Nuestro cerebro busca armonía, y ésta se da cuando hay congruencia entre nuestras percepciones y la vida que experimentamos; entonces, ¿nuestra vida se crea a partir de nuestras percepciones?

Cerebro y cuerpo.

Nuestras células y órganos no cuestionan la información que reciben del sistema nervioso central, únicamente responden a nuestras percepciones positivas que promueven la vida, o a las percepciones negativas autodestructivas que la entorpecen.

Nuestras percepciones influyen en el destino de nuestra vida.

Percepciones son realidades.

En un estudio juntaron a un grupo de niños japoneses alérgicos a la hiedra venenosa, a pesar del nombre que se le da no todas las personas reaccionan negativamente ante esta hiedra.

A este grupo de niños le  explicaron que les iban a frotar un brazo con la hoja de la hiedra venenosa, y como prueba de control iban a frotar en el otro brazo una hiedra de hoja similar pero que no es venenosa.

Nadie se asombró cuando casi todos los niños tuvieron una reacción alérgica en el brazo en el que les había frotado la hiedra venenosa, ni cuando vieron que en el brazo donde se había frotado la hierba no venenosa casi ningún niño había tenido reacción alérgica.

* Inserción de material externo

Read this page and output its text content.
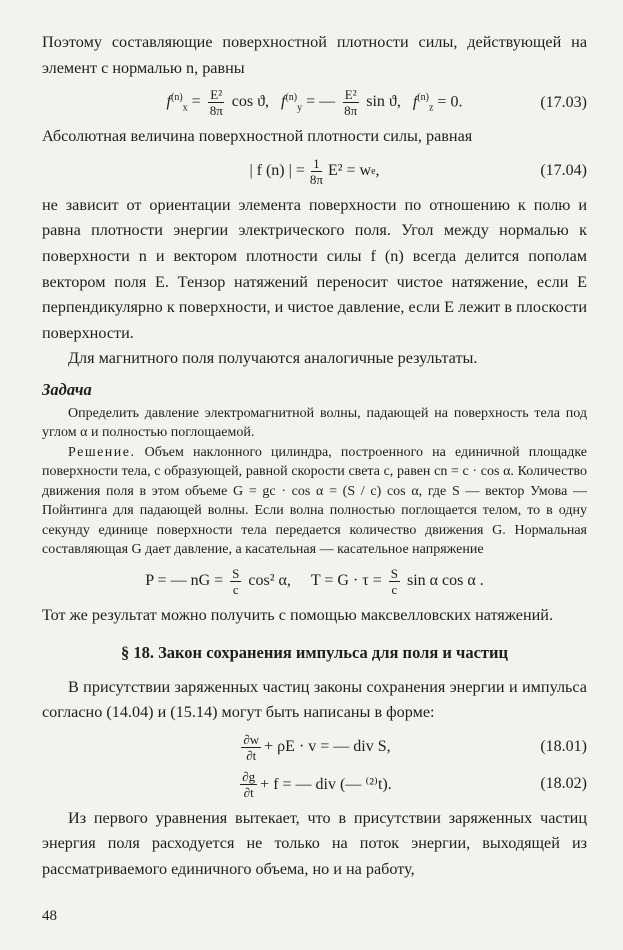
Поэтому составляющие поверхностной плотности силы, действующей на элемент с нормалью n, равны

$f^{(n)}_x = \frac{\text{E²}}{8\pi}$ cos ϑ,
$f^{(n)}_y$ = — $\frac{\text{E²}}{8\pi}$ sin ϑ,
$f^{(n)}_z = 0$.	(17.03)

Абсолютная величина поверхностной плотности силы, равная

| f (n) | = $\frac{1}{8\pi} E^2 = w$ e ,	(17.04)

не зависит от ориентации элемента поверхности по отношению к полю и равна плотности энергии электрического поля. Угол между нормалью к поверхности n и вектором плотности силы f (n) всегда делится пополам вектором поля E. Тензор натяжений переносит чистое натяжение, если E перпендикулярно к поверхности, и чистое давление, если E лежит в плоскости поверхности.

Для магнитного поля получаются аналогичные результаты.

Задача

Определить давление электромагнитной волны, падающей на поверхность тела под углом α и полностью поглощаемой.

Решение. Объем наклонного цилиндра, построенного на единичной площадке поверхности тела, с образующей, равной скорости света c, равен cn = c · cos α. Количество движения поля в этом объеме G = gc · cos α = (S / c) cos α, где S — вектор Умова — Пойнтинга для падающей волны. Если волна полностью поглощается телом, то в одну секунду единице поверхности тела передается количество движения G. Нормальная составляющая G дает давление, а касательная — касательное напряжение

P = — nG = $\frac{S}{c} \cos^2$ α,
$T = G \cdot \tau = \frac{S}{c}$ sin α cos α .

Тот же результат можно получить с помощью максвелловских натяжений.

§ 18. Закон сохранения импульса для поля и частиц

В присутствии заряженных частиц законы сохранения энергии и импульса согласно (14.04) и (15.14) могут быть написаны в форме:

$\frac{\partial w}{\partial t} + \rho E \cdot v$ = — div S,	(18.01)
$\frac{\partial g}{\partial t} + f$ = — div (— ⁽²⁾t).	(18.02)

Из первого уравнения вытекает, что в присутствии заряженных частиц энергия поля расходуется не только на поток энергии, выходящей из рассматриваемого единичного объема, но и на работу,

48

El asombró llegó cuando los investigadores les dijeron a los niños que como parte del experimento habían cambiado las hojas, es decir que el brazo en donde la mayoría de los niños había tenido una reacción alérgica realmente había sido expuesto a una hiedra no venenosa, y el brazo en el que casi ninguno de los niños tuvo reacción es el que sí se había expuesto al veneno de la hiedra.

El sólo pensamiento negativo de creer que iban a ser tocados con una planta venenosa activó la reacción alérgica a pesar de que la planta no era venenosa.

La conclusión fue que las percepciones positivas mejoran la vida, y las percepciones negativas aceleran la enfermedad.

El cerebro buscando armonía con el cuerpo, activó la reacción alérgica en el cuerpo.

Lo que crees lo creas.

Nuestras percepciones son más poderosas que las afirmaciones positivas pues las percepciones son creencias que permean a nuestras células.  Las percepciones son creencias que se activan desde nuestro subconsciente sin que tengamos poder consciente para detenerlas.

Lo que crees lo creas.

Las investigaciones estiman que el 70% de nuestros pensamientos son negativos y redundantes, y gran parte de estos pensamientos negativos son acerca de nosotras mismas.

Si con el sólo hecho de creer que una hiedra nos va a producir una reacción alérgica, el cerebro logra que el cuerpo tenga esa reacción, ¿qué resultado podemos esperar en nuestro cuerpo de todos nuestros pensamientos negativos?

Con pensamientos como: “la comida me engorda”, “comer grasa me va a hacer acumular grasa”, “tengo un metabolismo lento”, “no voy a bajar de peso nunca”, “en mi casa todos son gorditos”, nuestras células están recibiendo del cerebro la instrucción clara de engordar con la comida, de desacelerar el metabolismo, de no bajar de peso, y de mantenernos con sobrepeso como el resto de nuestra familia.

Sí; la calidad de nuestra comida es una pieza fundamental para mantenernos en nuestro peso sano, pero es tan importante como la calidad de nuestros pensamientos pues con ellos todo el tiempo estamos creando nuestra salud y nuestra enfermedad.